Wie Sie sehen können, enthält sie keine Hartcodierung für Port 9121 mehr, da dies der Port für den Redis-Exporter ist. Für die Anmerkung prometheus.io/port ist die Portnummer des Exporters festgelegt. Aus Vollständigkeitsgründen folgt hier ein Abschnitt aus der Datei „guestbook.yaml“, in der diese Anmerkungen festgelegt sind:

...
kind: Deployment
metadata:
  name: redis-master
spec:
  replicas: 1
  template:
    metadata:
      annotations:
        prometheus.io/scrape: "true"
        prometheus.io/port: "9121"
      labels:
        app: redis
...

Den vollständigen Quellcode finden Sie auf GitHub.

Mehr Einblick durch Visualisierung

Die Möglichkeit, Daten in den Elastic Stack zu importieren, ist hervorragend, doch Sie müssen auch mit den Daten interagieren können. Im folgenden Video wird die Vorgehensweise zum Aufbau einer zweckdienlichen Visualisierung erläutert. Hierbei werden die von Prometheus per Scraping erfassten und dann in den Elastic Stack importierten Redis-Metriken und die direkt mit Metricbeat aus den Kube-Status-Metriken erfassten Kubernetes-Ereignisse verwendet.

Sie können die im Video gezeigte Vorgehensweise im Beispiel-Repository verfolgen. Dort finden sie auch ausführliche Anleitungen.

Zurück zur Beobachtbarkeit

In diesem letzten Abschnitt haben wir eine Kibana-Visualisierung für eine wichtige Redis-Metrik („instantaneous ops per second“ [unmittelbare Operationen pro Sekunde]) erstellt, die von dem Exporter „Oliver006's Redis exporter“ bereitgestellt wird. Unser nächster Schritt würde darin bestehen, Logs zu erfassen, dann ein Dashboard zu erstellen und die Logs und Metriken über unsere Anwendungen hinweg miteinander zu kombinieren.

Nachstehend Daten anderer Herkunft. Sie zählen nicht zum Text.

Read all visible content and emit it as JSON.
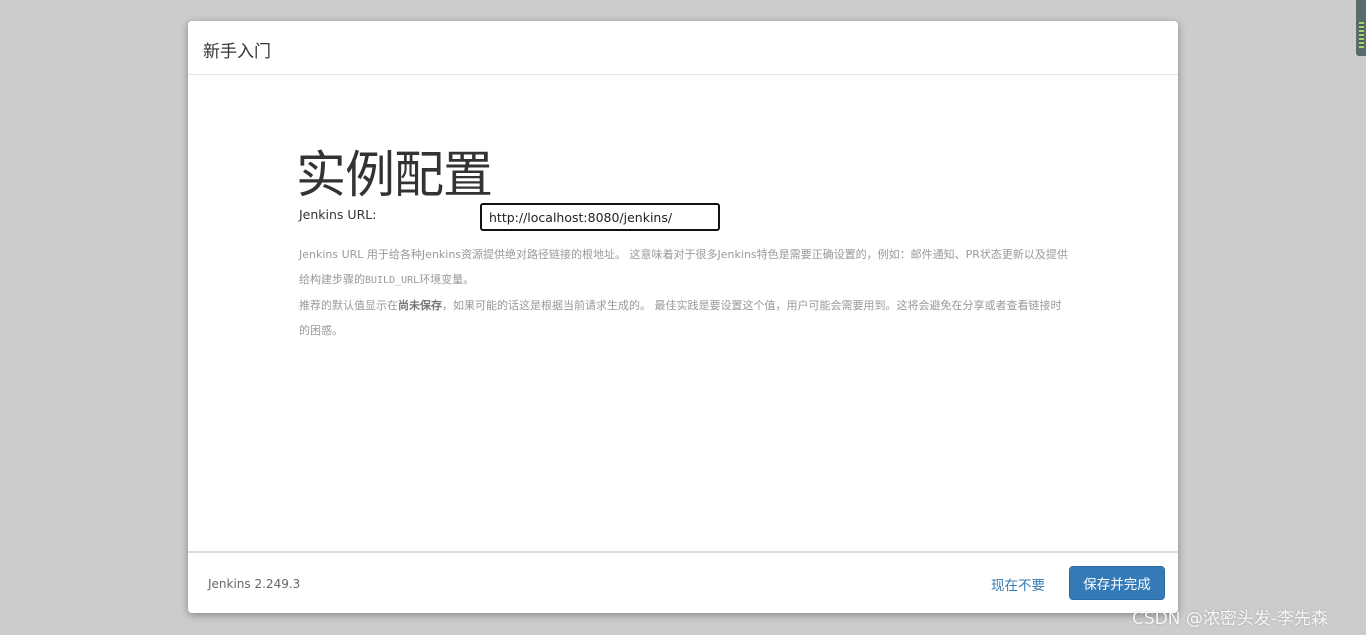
{
  "dialog": {
    "title": "新手入门"
  },
  "main": {
    "heading": "实例配置",
    "url_label": "Jenkins URL:",
    "url_value": "http://localhost:8080/jenkins/",
    "help": {
      "line1_part1": "Jenkins URL 用于给各种Jenkins资源提供绝对路径链接的根地址。 这意味着对于很多Jenkins特色是需要正确设置的，例如：邮件通知、PR状态更新以及提供给构建步骤的",
      "line1_code": "BUILD_URL",
      "line1_part2": "环境变量。",
      "line2_part1": "推荐的默认值显示在",
      "line2_bold": "尚未保存",
      "line2_part2": "，如果可能的话这是根据当前请求生成的。 最佳实践是要设置这个值，用户可能会需要用到。这将会避免在分享或者查看链接时的困惑。"
    }
  },
  "footer": {
    "version": "Jenkins 2.249.3",
    "skip_label": "现在不要",
    "save_label": "保存并完成"
  },
  "watermark": "CSDN @浓密头发-李先森",
  "colors": {
    "primary": "#337ab7",
    "backdrop": "#cccccc"
  }
}
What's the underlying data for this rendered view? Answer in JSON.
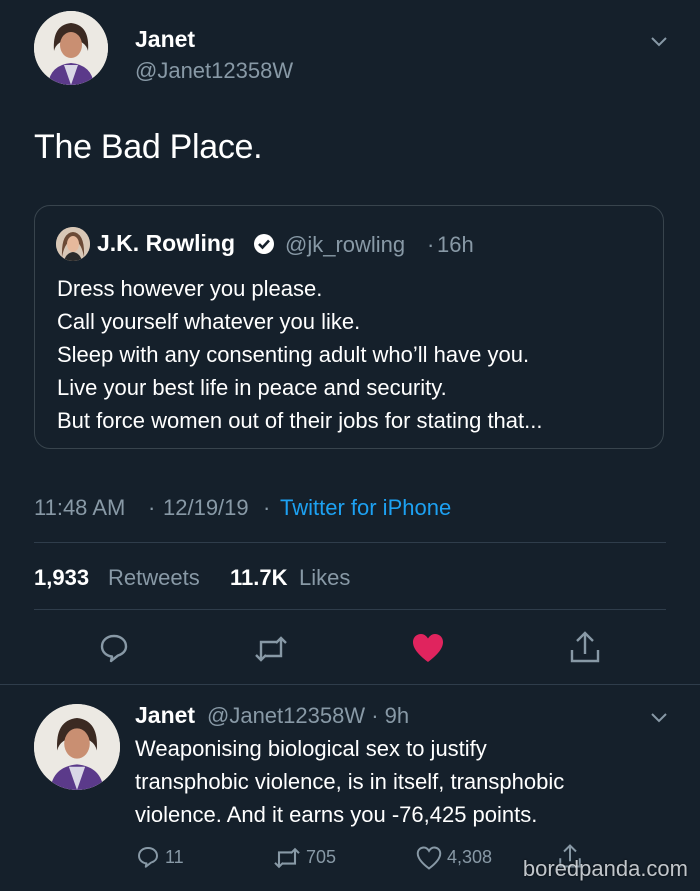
{
  "tweet": {
    "author_name": "Janet",
    "author_handle": "@Janet12358W",
    "text": "The Bad Place.",
    "time": "11:48 AM",
    "date": "12/19/19",
    "source": "Twitter for iPhone",
    "retweets_count": "1,933",
    "retweets_label": "Retweets",
    "likes_count": "11.7K",
    "likes_label": "Likes"
  },
  "quoted": {
    "name": "J.K. Rowling",
    "handle": "@jk_rowling",
    "age": "16h",
    "lines": [
      "Dress however you please.",
      "Call yourself whatever you like.",
      "Sleep with any consenting adult who’ll have you.",
      "Live your best life in peace and security.",
      "But force women out of their jobs for stating that..."
    ]
  },
  "reply": {
    "author_name": "Janet",
    "handle_age": "@Janet12358W · 9h",
    "lines": [
      "Weaponising biological sex to justify",
      "transphobic violence, is in itself, transphobic",
      "violence. And it earns you -76,425 points."
    ],
    "replies": "11",
    "retweets": "705",
    "likes": "4,308"
  },
  "separator": "·",
  "watermark": "boredpanda.com",
  "colors": {
    "background": "#15202b",
    "muted": "#8899a6",
    "link": "#1da1f2",
    "like": "#e0245e",
    "divider": "#2f3d4b"
  },
  "icons": [
    "chevron-down-icon",
    "verified-badge-icon",
    "reply-icon",
    "retweet-icon",
    "heart-filled-icon",
    "share-icon",
    "heart-outline-icon"
  ]
}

Anleitungen zum Erfassen von Logs in einer Kubernetes-Umgebung finden Sie im GitHub-Repository elastic/examples. In nur wenigen Minuten können Sie Daten von Filebeat, Metricbeat und Packetbeat erfassen und auf Elasticsearch veröffentlichen lassen. Es werden Beispiel-Dashboards mit den unterschiedlichen Beats bereitgestellt, doch erstellen Sie auch ruhig Ihre eigenen Visualisierungen für Prometheus-Daten und kombinieren Sie die Visualisierungen miteinander, um Ihre eigenen, an Ihre Arbeitsweise angepassten Dashboards zu erstellen. Wenn Sie hierbei Probleme haben oder über die Beobachtbarkeit reden möchten, nutzen Sie die Discuss-Foren.